Once you get that figured out, however, there is the fact that not only do you steer with the stylus, but you also reload and switch weapons, interact with objects, and aim down your sites by pressing on-screen "buttons" with your stylus. What this means is that while staring at the upper gameplay screen, you have to be able to tap different areas of the touch screen (all jumbled on the left side) either without looking, or by taking your eyes off the enemy for a moment. This method is very unfortunate. While some of the buttons are large and can be hit on the blind, the one that really kills me - the one that is likely as important as any on the screen - is the ADS (Aim Down the Sites) button. It is tiny and offset from the side of the screen so that you have no choice but to take your eye off the enemy, and this is the only button that you would really need to use quickly on the fly. A little more thought should have gone into this one.

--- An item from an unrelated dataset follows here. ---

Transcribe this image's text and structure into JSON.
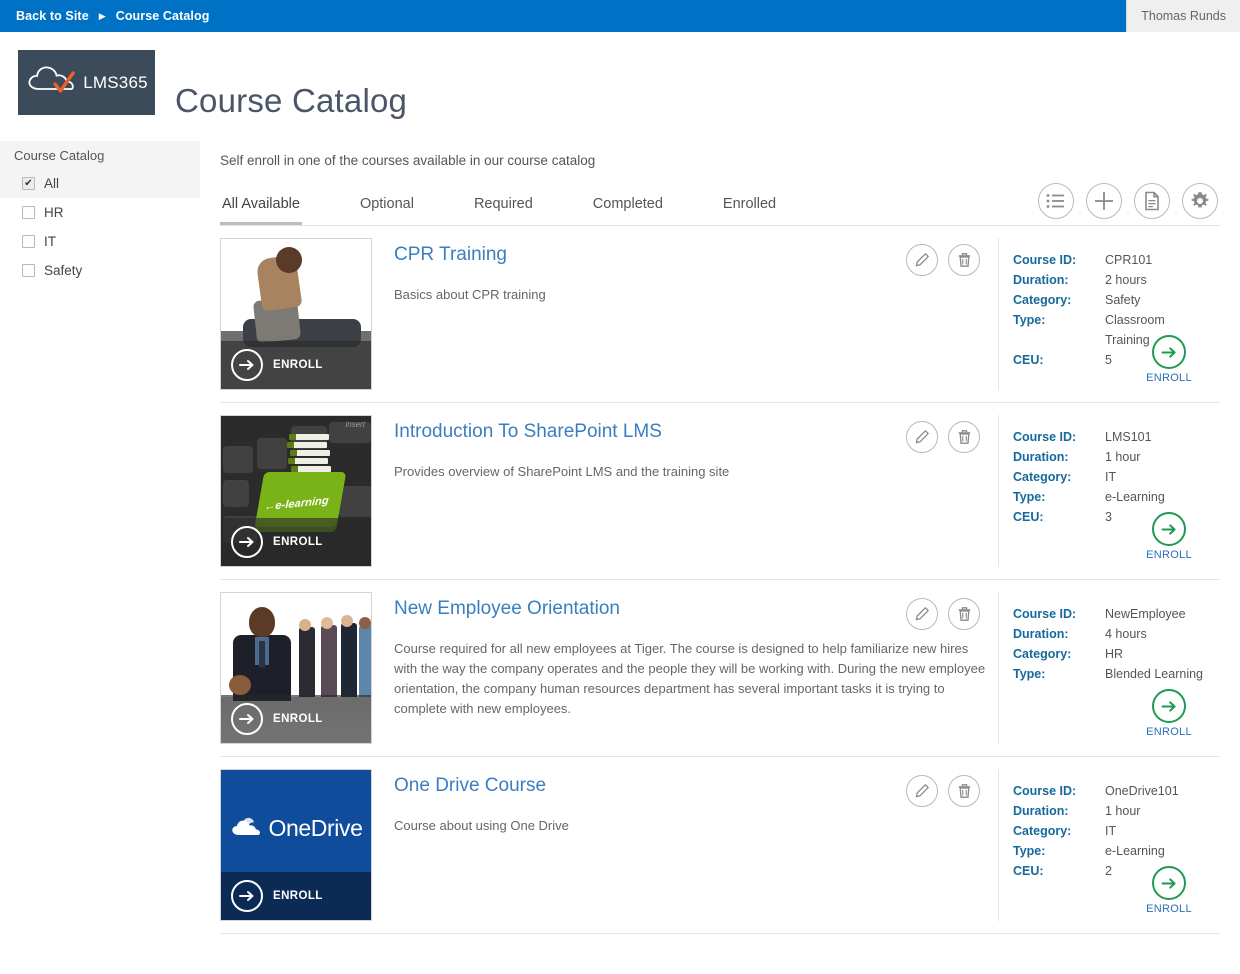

It's hard to put the controls aside when talking about the playability of Call of Duty: World at War on the DS. While it was a good effort, the fun factor just isn't there. If you are looking for a first person shooter on Nintendo's handheld, World at War is a worthy on-the-go fix, but don't expect the same great gameplay that you are used to on the PC or console systems. Hopefully given another chance, next year's title will build off the good and steer away from the bad.